# Euramobil 810



## maximillian

I have recently purchased a Euramobil 810 with some messed up electrics. How does one switch off the engine heating system? How does one operate the ventilation system? ( location of swiches etc) Can anybody tell me the operating functions of the control panel, manual not very helpful (have put an alarm on but cannot seem to disable it)? Thanks in anticipation.


----------



## joedenise

Always fancied one but know nothing about the workings - but it least this will give it a bump!

Joe


----------



## Chudders

Got an 810 but a bit confused by your queries. Are you talking about the heating from the engine that heats the habitation area and which ventilation system. If its the Isoair then the fan control is a 3 speed above the door. The switches for the engine heating in the habitation is alongside the passenger seat rear. Can you explain a bit more and will try to help
Dave


----------



## maximillian

Thanks for the info. Found the switches for the engine heating.The 2 switches on top of the control panel, I take to be something to do with heating or ventilation but don't seem to do anything and as far as the alarm is concerned I can alter the time but cannot switch it off


----------



## stevebill

*Eura Mobil 810*

Hi, 
I picked up a Eura Mobil 635 this week. The two sliding temp gizmos on top of the dash apparently manage temp in the rear. They way it was sold to me " get them on hot half an hour before you arrive on the site in Winter..." I need to read through a mass of info I got with the van- if there's anything in English I'll shout it out. 
There are all manner of things Im hazy about!
cheers
Steve


----------



## Chudders

The two switches on the top right of the control panel probably don,t do anything they are to do with an extra that could be fiited relating to a gas changeover valve and detector etc. The two switches for the habitation heating by the passenger seat control a two speed fan but will only work when the hab electrics are on and the lighting control switch.
Dave


----------



## WillanDi

Chudders said:


> The two switches on the top right of the control panel probably don,t do anything they are to do with an extra that could be fiited relating to a gas changeover valve and detector etc. The two switches for the habitation heating by the passenger seat control a two speed fan but will only work when the hab electrics are on and the lighting control switch.
> Dave


If it's anything like the engine-cooling-system-fed habitation heating system on our Burstner, it has a fan switch (like yours seems to have) but it also has a diverter valve which switches off the heated coolant supply to the heater matrix in the back. Took me ages to find it (in Morocco, so there was a certain 'melting' urgency) but eventually I followed the hot air ducts back to the matrix, then followed the feed pipes back towards the engine and found a (awkward to get at) valve block.
Will


----------



## maximillian

Thanks Chudders for the info,found the engine heater switches. cannot see any fan control switches above door, the blower unit is there, by the battery box but can't find anything that gets it going. Still haven't found out how to switch off the alarm on the control panel,though I can change the time.


----------



## HarleyDave

I think we need some pictures to make sure we are all talking about the same things

I will try to take some later today

Cheers

Dave


----------



## HarleyDave

Update

Photo posted on the other current (Hah!) Eura Mobil thread (Battery Charger) http://www.motorhomefacts.com/ftopic-114925-0-days0-orderasc-.html and also hopefully an answer to the alarm clock question

Cheers

Dave

PS must find out how to paste in a link to another thread without losing my place here...


----------



## HarleyDave

*Eura Mobil (Activa, Contura and Integra) Electrical System*

Following on from some other enquiries about CBE electrics and solar connections etc I emailed CBE and they sent me a file with a description of the electrical installation for the Integra, Contura and Activa.

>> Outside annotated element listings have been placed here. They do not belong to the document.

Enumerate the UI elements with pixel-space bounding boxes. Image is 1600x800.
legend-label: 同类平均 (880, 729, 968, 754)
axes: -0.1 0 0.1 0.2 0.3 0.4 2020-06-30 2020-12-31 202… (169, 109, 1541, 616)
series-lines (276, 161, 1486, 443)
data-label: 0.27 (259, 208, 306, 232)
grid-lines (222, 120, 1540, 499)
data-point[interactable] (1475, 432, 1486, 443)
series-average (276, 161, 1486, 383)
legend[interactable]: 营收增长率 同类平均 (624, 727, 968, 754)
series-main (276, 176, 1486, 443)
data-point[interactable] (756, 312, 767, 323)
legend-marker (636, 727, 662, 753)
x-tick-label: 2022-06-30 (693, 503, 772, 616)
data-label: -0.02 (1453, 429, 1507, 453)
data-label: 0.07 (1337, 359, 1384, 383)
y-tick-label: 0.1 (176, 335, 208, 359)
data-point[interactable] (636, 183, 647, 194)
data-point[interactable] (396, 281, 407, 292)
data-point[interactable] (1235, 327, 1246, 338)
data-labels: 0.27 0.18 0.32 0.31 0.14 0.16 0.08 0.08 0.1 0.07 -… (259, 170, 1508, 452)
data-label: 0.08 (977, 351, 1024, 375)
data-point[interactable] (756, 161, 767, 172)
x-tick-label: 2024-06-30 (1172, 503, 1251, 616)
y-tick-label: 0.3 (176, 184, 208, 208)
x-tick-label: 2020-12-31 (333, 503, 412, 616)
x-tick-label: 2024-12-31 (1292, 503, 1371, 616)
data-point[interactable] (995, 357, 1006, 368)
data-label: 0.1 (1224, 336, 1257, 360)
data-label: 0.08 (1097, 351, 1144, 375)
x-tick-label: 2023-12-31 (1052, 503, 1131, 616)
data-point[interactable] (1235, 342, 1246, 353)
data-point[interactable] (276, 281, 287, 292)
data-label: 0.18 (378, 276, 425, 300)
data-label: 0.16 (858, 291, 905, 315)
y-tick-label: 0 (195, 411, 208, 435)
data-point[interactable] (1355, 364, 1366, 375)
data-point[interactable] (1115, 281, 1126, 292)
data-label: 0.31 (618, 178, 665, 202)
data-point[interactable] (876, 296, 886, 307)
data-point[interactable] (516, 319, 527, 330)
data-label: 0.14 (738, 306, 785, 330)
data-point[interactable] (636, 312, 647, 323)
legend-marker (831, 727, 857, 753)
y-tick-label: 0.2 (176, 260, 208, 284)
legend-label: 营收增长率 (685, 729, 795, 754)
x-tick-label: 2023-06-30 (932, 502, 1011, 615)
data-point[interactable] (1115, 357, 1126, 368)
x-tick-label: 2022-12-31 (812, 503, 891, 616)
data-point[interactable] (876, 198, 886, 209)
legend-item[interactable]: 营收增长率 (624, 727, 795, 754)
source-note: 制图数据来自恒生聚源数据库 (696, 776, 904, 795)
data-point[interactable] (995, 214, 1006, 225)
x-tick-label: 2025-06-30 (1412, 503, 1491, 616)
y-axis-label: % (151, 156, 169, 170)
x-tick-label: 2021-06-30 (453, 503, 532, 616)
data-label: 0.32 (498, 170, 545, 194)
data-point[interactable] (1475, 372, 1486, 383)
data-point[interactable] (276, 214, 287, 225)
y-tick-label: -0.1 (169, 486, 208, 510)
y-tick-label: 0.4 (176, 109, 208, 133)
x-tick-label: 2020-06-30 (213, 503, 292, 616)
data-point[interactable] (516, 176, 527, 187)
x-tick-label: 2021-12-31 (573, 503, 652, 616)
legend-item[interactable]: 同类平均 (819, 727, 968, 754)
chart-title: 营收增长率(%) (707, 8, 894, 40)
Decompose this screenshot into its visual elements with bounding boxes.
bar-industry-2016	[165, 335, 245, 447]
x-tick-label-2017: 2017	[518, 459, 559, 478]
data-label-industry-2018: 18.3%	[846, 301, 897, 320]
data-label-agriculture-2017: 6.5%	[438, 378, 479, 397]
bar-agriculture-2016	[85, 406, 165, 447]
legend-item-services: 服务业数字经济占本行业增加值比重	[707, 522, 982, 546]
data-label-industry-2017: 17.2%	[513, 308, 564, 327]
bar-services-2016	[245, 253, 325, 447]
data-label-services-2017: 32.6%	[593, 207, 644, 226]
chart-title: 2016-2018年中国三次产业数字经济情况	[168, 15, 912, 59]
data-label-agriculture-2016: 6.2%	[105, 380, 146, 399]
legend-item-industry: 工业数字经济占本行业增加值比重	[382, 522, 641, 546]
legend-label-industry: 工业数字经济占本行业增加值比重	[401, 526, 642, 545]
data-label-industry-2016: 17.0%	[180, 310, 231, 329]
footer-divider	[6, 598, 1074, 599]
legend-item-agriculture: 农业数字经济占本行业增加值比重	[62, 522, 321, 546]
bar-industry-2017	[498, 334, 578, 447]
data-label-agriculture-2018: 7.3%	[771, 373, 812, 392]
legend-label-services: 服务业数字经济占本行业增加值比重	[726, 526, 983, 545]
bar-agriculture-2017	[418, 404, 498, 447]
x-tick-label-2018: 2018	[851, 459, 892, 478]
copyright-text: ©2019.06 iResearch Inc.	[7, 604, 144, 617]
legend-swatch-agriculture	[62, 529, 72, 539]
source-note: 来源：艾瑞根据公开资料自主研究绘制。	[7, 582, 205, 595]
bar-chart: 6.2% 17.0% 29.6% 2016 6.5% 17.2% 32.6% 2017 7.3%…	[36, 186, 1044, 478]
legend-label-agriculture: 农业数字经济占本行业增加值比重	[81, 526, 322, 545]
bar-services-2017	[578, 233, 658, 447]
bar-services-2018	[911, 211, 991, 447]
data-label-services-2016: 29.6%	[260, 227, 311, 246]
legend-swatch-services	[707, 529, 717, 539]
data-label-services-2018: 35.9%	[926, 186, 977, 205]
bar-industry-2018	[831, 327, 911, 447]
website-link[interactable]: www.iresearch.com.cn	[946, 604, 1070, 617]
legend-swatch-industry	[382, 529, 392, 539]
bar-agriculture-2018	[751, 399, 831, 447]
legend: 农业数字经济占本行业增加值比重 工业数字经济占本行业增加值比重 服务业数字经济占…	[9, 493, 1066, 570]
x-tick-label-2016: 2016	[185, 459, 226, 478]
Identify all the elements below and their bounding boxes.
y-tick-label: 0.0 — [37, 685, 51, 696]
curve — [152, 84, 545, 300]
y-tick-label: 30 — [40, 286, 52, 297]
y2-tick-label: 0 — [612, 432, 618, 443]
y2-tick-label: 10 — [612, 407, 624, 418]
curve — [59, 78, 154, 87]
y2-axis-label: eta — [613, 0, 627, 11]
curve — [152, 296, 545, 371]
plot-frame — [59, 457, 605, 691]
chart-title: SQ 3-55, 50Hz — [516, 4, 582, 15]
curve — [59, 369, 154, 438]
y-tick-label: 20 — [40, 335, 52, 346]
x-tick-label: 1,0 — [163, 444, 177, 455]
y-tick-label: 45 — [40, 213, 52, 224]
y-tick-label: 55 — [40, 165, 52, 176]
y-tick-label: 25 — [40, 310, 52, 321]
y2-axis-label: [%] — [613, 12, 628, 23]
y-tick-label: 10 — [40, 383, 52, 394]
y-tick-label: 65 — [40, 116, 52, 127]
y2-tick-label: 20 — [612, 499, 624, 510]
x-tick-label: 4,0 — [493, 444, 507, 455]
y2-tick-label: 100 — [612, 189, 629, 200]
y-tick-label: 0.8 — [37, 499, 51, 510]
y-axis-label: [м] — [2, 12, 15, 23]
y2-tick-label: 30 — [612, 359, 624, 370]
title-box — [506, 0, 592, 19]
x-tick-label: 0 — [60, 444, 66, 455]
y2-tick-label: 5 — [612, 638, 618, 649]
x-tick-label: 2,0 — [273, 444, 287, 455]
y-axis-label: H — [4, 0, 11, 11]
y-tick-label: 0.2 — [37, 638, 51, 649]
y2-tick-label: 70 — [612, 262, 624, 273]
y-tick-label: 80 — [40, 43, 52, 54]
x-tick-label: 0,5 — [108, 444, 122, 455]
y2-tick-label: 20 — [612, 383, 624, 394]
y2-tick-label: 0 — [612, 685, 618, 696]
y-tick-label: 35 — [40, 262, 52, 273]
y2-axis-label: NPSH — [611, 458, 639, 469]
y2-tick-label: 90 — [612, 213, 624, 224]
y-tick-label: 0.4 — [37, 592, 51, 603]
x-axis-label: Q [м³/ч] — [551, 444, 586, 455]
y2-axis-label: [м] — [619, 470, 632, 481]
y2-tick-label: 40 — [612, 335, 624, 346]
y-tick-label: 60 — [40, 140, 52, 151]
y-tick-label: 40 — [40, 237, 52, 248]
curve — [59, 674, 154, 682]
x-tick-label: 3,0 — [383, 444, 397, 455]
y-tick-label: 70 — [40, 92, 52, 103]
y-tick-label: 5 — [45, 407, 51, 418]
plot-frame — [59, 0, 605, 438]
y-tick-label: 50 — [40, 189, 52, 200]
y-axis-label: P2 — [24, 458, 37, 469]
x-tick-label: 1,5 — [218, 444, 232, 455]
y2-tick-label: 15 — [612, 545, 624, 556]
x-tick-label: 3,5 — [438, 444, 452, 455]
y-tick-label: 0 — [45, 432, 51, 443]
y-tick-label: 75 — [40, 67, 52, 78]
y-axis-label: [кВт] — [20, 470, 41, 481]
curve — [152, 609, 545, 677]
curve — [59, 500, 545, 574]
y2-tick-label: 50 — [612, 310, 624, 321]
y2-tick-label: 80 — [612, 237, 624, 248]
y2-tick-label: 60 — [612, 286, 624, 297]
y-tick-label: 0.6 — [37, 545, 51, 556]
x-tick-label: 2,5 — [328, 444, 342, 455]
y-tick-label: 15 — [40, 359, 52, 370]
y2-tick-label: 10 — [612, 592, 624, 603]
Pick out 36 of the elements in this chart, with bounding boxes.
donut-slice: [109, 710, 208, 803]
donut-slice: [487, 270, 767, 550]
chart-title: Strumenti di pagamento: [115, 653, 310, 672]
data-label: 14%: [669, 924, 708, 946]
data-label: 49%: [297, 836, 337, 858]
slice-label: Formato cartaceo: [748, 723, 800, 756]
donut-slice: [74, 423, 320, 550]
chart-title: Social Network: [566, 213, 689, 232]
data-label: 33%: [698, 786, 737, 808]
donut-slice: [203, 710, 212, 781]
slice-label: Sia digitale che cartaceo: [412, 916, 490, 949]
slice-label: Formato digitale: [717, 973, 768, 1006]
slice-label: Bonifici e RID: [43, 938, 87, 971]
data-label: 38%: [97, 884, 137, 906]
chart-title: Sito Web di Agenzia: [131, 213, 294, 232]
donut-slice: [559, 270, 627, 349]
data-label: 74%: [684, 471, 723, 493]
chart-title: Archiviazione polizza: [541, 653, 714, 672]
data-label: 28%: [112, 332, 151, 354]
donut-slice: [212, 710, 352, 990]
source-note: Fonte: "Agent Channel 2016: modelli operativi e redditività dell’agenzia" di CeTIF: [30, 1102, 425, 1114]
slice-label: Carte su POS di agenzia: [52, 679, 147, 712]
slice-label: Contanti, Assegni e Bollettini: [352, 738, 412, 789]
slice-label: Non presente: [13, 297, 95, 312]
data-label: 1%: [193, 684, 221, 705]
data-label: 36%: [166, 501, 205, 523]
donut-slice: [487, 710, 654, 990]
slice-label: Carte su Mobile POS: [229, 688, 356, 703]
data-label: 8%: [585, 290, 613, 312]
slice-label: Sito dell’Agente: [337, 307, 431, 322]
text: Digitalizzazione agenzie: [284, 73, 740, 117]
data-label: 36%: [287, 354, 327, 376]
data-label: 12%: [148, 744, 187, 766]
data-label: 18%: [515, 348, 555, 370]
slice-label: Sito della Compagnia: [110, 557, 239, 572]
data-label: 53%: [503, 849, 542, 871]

This may be of assistance/interest to anyone who, like me, would like to know a bit more about how it all works.

Unfortunately at 4Mb it is too big to post here but I am happy to send out by PM

I have attached a snapshot of one page to give you the idea

Cheers

Dave


----------



## HarleyDave

*Eura Mobil Electrical Handbook*

Jasp

I got your PM but will need a real email address as the MHF PM system has the same size limitations as posting on the forum (I have just found out...)

Likewise anyone else who might like a copy.

Cheers

Dave


----------



## Chudders

Dave you have a PM from me requesting details if you would be so kind
Thanks, Dave


----------



## HarleyDave

Hi Dave - Email sent with attachment

Cheers

Dave


----------



## Chudders

Thanks for ther info, all received, Now I have to work out whether it will enable me to calibrate the two temperature sensors as they both read about 312 degrees. used to be Ok, so don,t know what has happened to cause that.
Anyway will read carefully
Thanks, Dave


----------



## HarleyDave

There's some good stuff in there Dave

I found I can set the control panel so that when filling the water tank it alerts me audibly when it is almost full (press and hold "mode")

How cool is that?

Cheers

Dave


----------



## Chudders

Dave, Thanks for the advice. I will have a go at pressing and holding the mode button. Up till now I simply just press the mode button which as far as I remember brings up the alarm clock then up and down arrows changes it to time adjust and contrast but nothing about temperature or any other settings. Does holding the mode button bring up other alternatives.
Regards, Dave

Now Ithink I got that wrong, I think I press the prog button then up and down for alarm clock, clock and contrast, will have to have a look next time I am at the van


----------



## HarleyDave

Press water symbol to see how much drinking water you have, then press and hold mode

Display will change to "Filling" and I believe will beep at 75%, double beep at 85% and beeeeeeeeeeep at 95%

_DRINK WATER CHARGE
This function is utilized when the tank is filled with water; it shows the reached level of
the water in the tank. Press the button drink water tank and keeping pressed the button
MODE for more than 3 seconds and each second shows the reached level together
with a sound indicating the imminent filling of the tank (a short sound = 75%, two short
sounds = 85% and a long one = 95%)_

Cheers

Dave


----------